I looked back up at the turret. The window was empty.
“Wait here,” Claire commanded Boulton. “Come along, Miss Hill.”
We walked into the house, careful not to trip over the cables taped to the hallway floor.
“I suppose if we follow them, we’ll find her,” Claire observed.
“Like Dorothy,” I said.
“Dorothy who?”
“Dorothy following the yellow brick road in The Wizard of Oz.”
“A subversive story.”
“Subversive?”
“It shows a young girl how terrifying her imagination is. Imagination has the power to take her away from home—the implication being that she can only be happy in Kansas, preferably in her own backyard without a thought in her head.”
“I never looked at it that way.”
The cables veered right. We followed them down a long galleria. Large contemporary paintings, depicting ugly men and ugly women doing strange things to one another around geometrically shaped swimming pools, lined the stark white walls.
“Freud wins,” Claire sighed.
An archway, breaking the line of paintings, disclosed a vast living room draped in cabbage-rose chintz. The synthetic smell of the new and unused wafted out at us. An oil painting of Victoria Moor, looking like Winged Victory in a cocktail dress, hung over the fireplace.
The cables continued past the living room and veered left into a group of people, lights, and a camera stuffed into a small, cozy den. As we approached, two people turned and held their fingers to their mouths, warning us to be quiet. We stopped in silence by the door of the den.
“Ready, Victoria?” a man standing next to the camera asked solicitously.
She sat on a green tufted leather sofa, wearing simple slacks and a girl-next-door plaid shirt. A ribbon held back her long blond hair. She looked young and fresh and sincere.
“We’re going to pick it up from the children of poverty. Here we go. Everybody ready?” The man leaned close to the camera.

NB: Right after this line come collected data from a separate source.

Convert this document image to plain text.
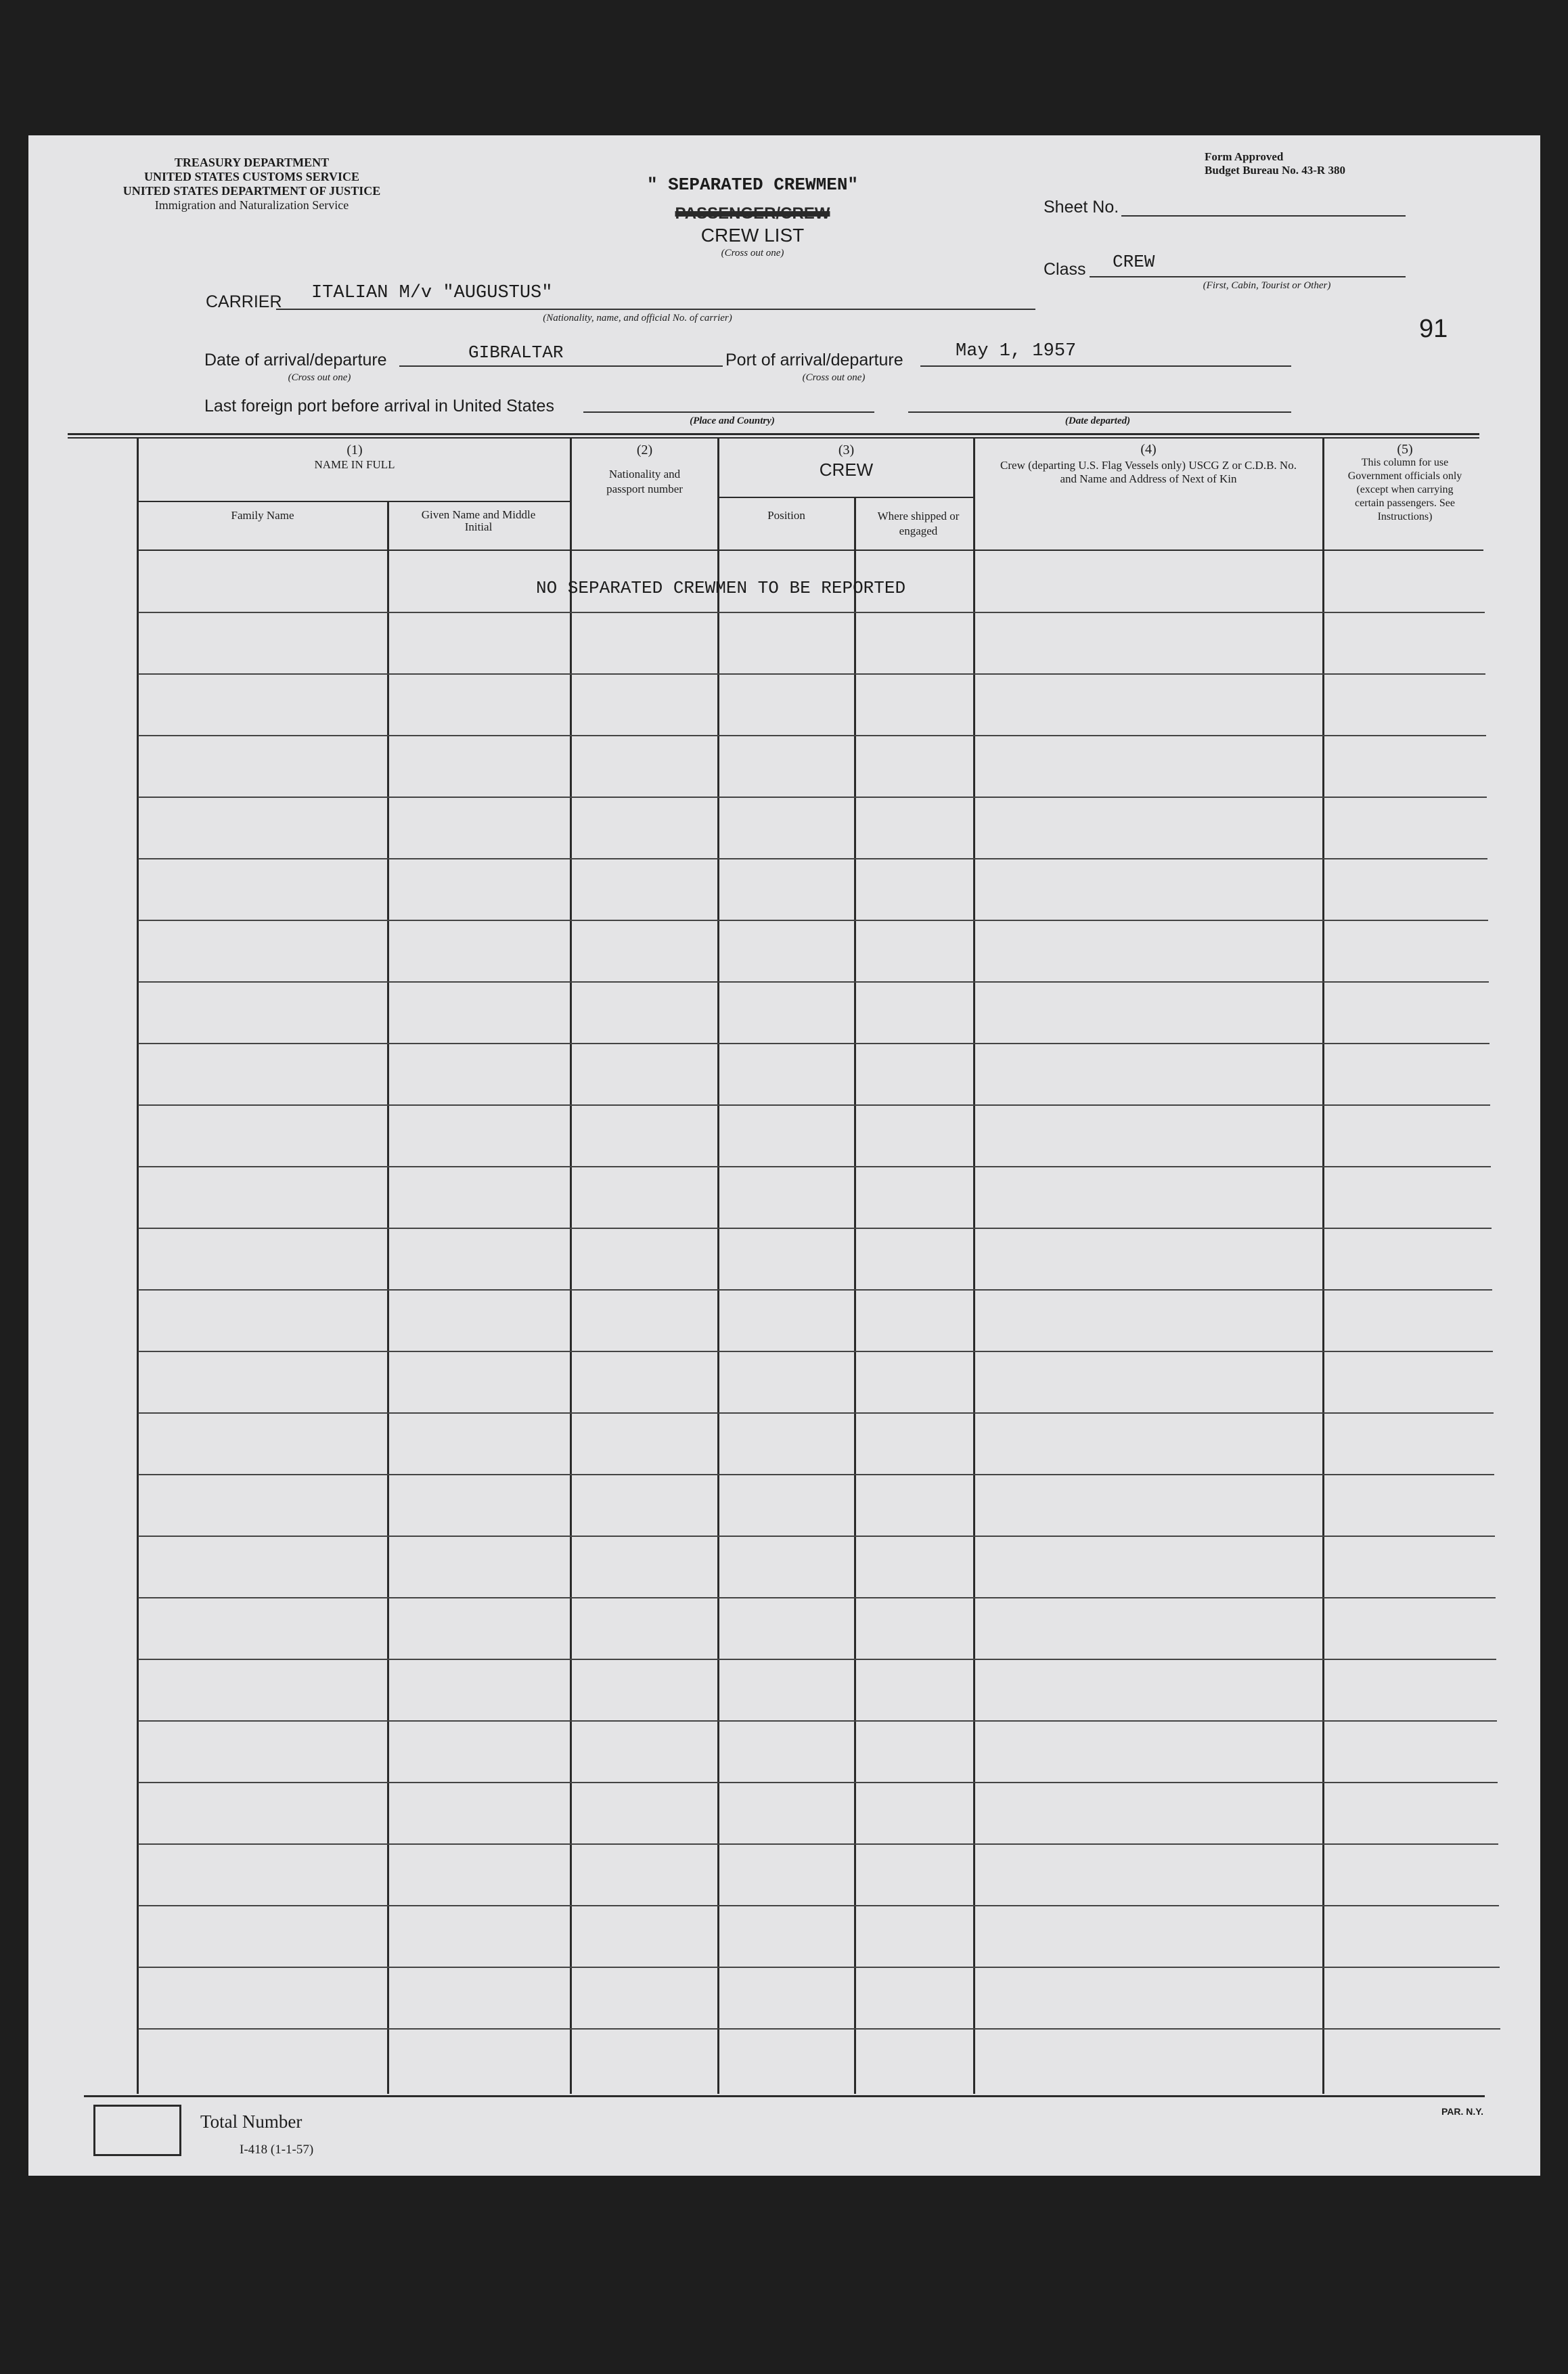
TREASURY DEPARTMENT
UNITED STATES CUSTOMS SERVICE
UNITED STATES DEPARTMENT OF JUSTICE
Immigration and Naturalization Service
" SEPARATED CREWMEN"
PASSENGER/CREW
CREW LIST
(Cross out one)
Form Approved
Budget Bureau No. 43-R 380
Sheet No.
Class CREW
(First, Cabin, Tourist or Other)
91
CARRIER ITALIAN M/v "AUGUSTUS"
(Nationality, name, and official No. of carrier)
Date of arrival/departure	GIBRALTAR
(Cross out one)
Port of arrival/departure	May 1, 1957
(Cross out one)
Last foreign port before arrival in United States
(Place and Country)	(Date departed)
(1)
NAME IN FULL
Family Name	Given Name and Middle Initial
(2)
Nationality and passport number
(3)
CREW
Position	Where shipped or engaged
(4)
Crew (departing U.S. Flag Vessels only) USCG Z or C.D.B. No. and Name and Address of Next of Kin
(5)
This column for use Government officials only (except when carrying certain passengers. See Instructions)
NO SEPARATED CREWMEN TO BE REPORTED
Total Number
I-418 (1-1-57)
PAR. N.Y.
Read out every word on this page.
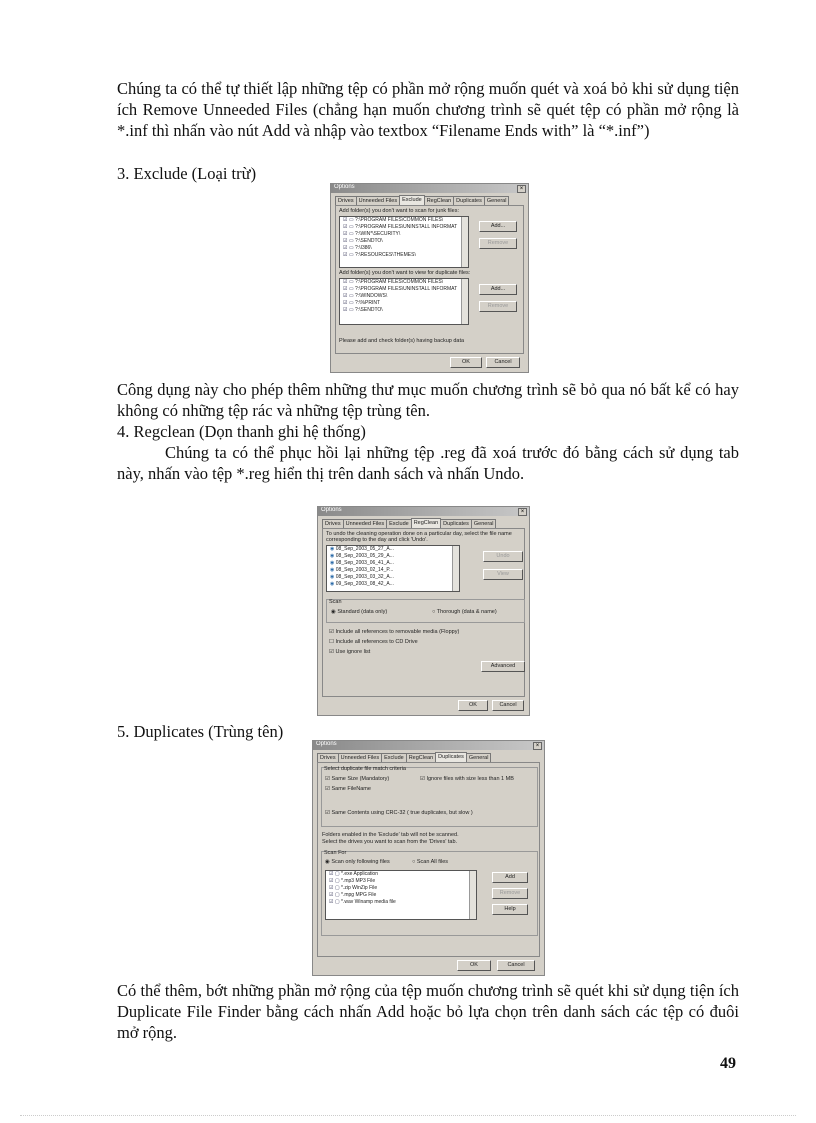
Chúng ta có thể tự thiết lập những tệp có phần mở rộng muốn quét và xoá bỏ khi sử dụng tiện ích Remove Unneeded Files (chẳng hạn muốn chương trình sẽ quét tệp có phần mở rộng là *.inf thì nhấn vào nút Add và nhập vào textbox “Filename Ends with” là “*.inf”)

3. Exclude (Loại trừ)

Options	×
Drives Unneeded Files Exclude RegClean Duplicates General
Add folder(s) you don't want to scan for junk files:
☑ ▭ ?:\PROGRAM FILES\COMMON FILES\
☑ ▭ ?:\PROGRAM FILES\UNINSTALL INFORMAT
☑ ▭ ?:\WIN*\SECURITY\
☑ ▭ ?:\SENDTO\
☑ ▭ ?:\I386\
☑ ▭ ?:\RESOURCES\THEMES\
Add...
Remove
Add folder(s) you don't want to view for duplicate files:
☑ ▭ ?:\PROGRAM FILES\COMMON FILES\
☑ ▭ ?:\PROGRAM FILES\UNINSTALL INFORMAT
☑ ▭ ?:\WINDOWS\
☑ ▭ ?:\%PRINT
☑ ▭ ?:\SENDTO\
Add...
Remove
Please add and check folder(s) having backup data
OK	Cancel

Công dụng này cho phép thêm những thư mục muốn chương trình sẽ bỏ qua nó bất kể có hay không có những tệp rác và những tệp trùng tên.

4. Regclean (Dọn thanh ghi hệ thống)

Chúng ta có thể phục hồi lại những tệp .reg đã xoá trước đó bằng cách sử dụng tab này, nhấn vào tệp *.reg hiển thị trên danh sách và nhấn Undo.

Options	×
Drives Unneeded Files Exclude RegClean Duplicates General
To undo the cleaning operation done on a particular day, select the file name corresponding to the day and click 'Undo'.
◉ 08_Sep_2003_05_27_A...
◉ 08_Sep_2003_05_29_A...
◉ 08_Sep_2003_06_41_A...
◉ 08_Sep_2003_02_14_P...
◉ 08_Sep_2003_03_32_A...
◉ 09_Sep_2003_08_42_A...
Undo
View
Scan
◉ Standard (data only)	○ Thorough (data & name)
☑ Include all references to removable media (Floppy)
☐ Include all references to CD Drive
☑ Use ignore list
Advanced
OK	Cancel

5. Duplicates (Trùng tên)

Options	×
Drives Unneeded Files Exclude RegClean Duplicates General
Select duplicate file match criteria
☑ Same Size (Mandatory)	☑ Ignore files with size less than 1 MB
☑ Same FileName
☑ Same Contents using CRC-32 ( true duplicates, but slow )
Folders enabled in the 'Exclude' tab will not be scanned.
Select the drives you want to scan from the 'Drives' tab.
Scan For
◉ Scan only following files	○ Scan All files
☑ ▢ *.exe Application
☑ ▢ *.mp3 MP3 File
☑ ▢ *.zip WinZip File
☑ ▢ *.mpg MPG File
☑ ▢ *.wav Winamp media file
Add
Remove
Help
OK	Cancel

Có thể thêm, bớt những phần mở rộng của tệp muốn chương trình sẽ quét khi sử dụng tiện ích Duplicate File Finder bằng cách nhấn Add hoặc bỏ lựa chọn trên danh sách các tệp có đuôi mở rộng.

49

Holding a clap board, a younger man, in flowered Bermuda shorts and a polo shirt, stepped in front of Victoria and said, “Poor children, take three.” He snapped the board and ducked away from the eye of the camera.
“And…action.”
“Yes. There are children starving in America.” Victoria spoke earnestly to the eye of the camera. “The children of the homeless. Of the poor. Children from abusive families. Runaway children. Children of single parents.”
She paused. Eyelids dropped. Slowly she raised them. Victoria was no longer just sincere; she had transformed herself into a woman of unimpaired morality. The moist, perfect lips were firm with integrity. I had seen that look before. She used it on “Family Rites” when she was going to lie to her wealthy stepfather.
Her voice was strong with principle. “You can adopt a starving child in America for just seventy-three cents a week. That’s all. Seventy-three cents. Less than you would spend for a diet cola. Please…save a child. And here’s how you do it.”
“Cut. Perfect. Perfect. Just one more.”
Victoria stood up and saw us.
“Was there anything technically wrong with that last take?” she asked the director.
“I just thought when you lowered your eyes—”
“Use it. I told you I only had an hour to give to this. Thanks, everybody.” She moved toward us. “Follow me.”
We followed her back down the galleria, past the unused living room, through the hallway, to a room that looked like an English pub. Claire stopped and studied the dark wood paneling.
“It’s real,” Victoria said, pausing by a row of French doors. “I had the whole inside of the pub brought over piece by piece. Cost a fortune.”
“I hope the pub owner was going out of business,” I said.
“The owner came out all right. Samuel Johnson’s initials are carved in the top of the bar.”
Claire ran her fingers over the S and the J and the date 1759. “The year his mother died,” she said softly.
“What about Boswell’s initials?” I asked.
“Who?” Victoria leaned against the bar.
I looked at Claire. “They’re not all equally famous.”
“I don’t read books anymore,” Victoria said. “I’m beyond revelation. Take you, Maggie—I wasn’t surprised you had the photograph. I won’t be surprised at the huge amount of money you’ll want me to pay for that picture. And I also won’t be surprised when you settle for less.”
She stared directly into my eyes as if I were a camera. The woman of unimpaired morals was gone. Claire was right. Her green eyes were depleted.
“Let’s go outside. Mother’s by the pool.”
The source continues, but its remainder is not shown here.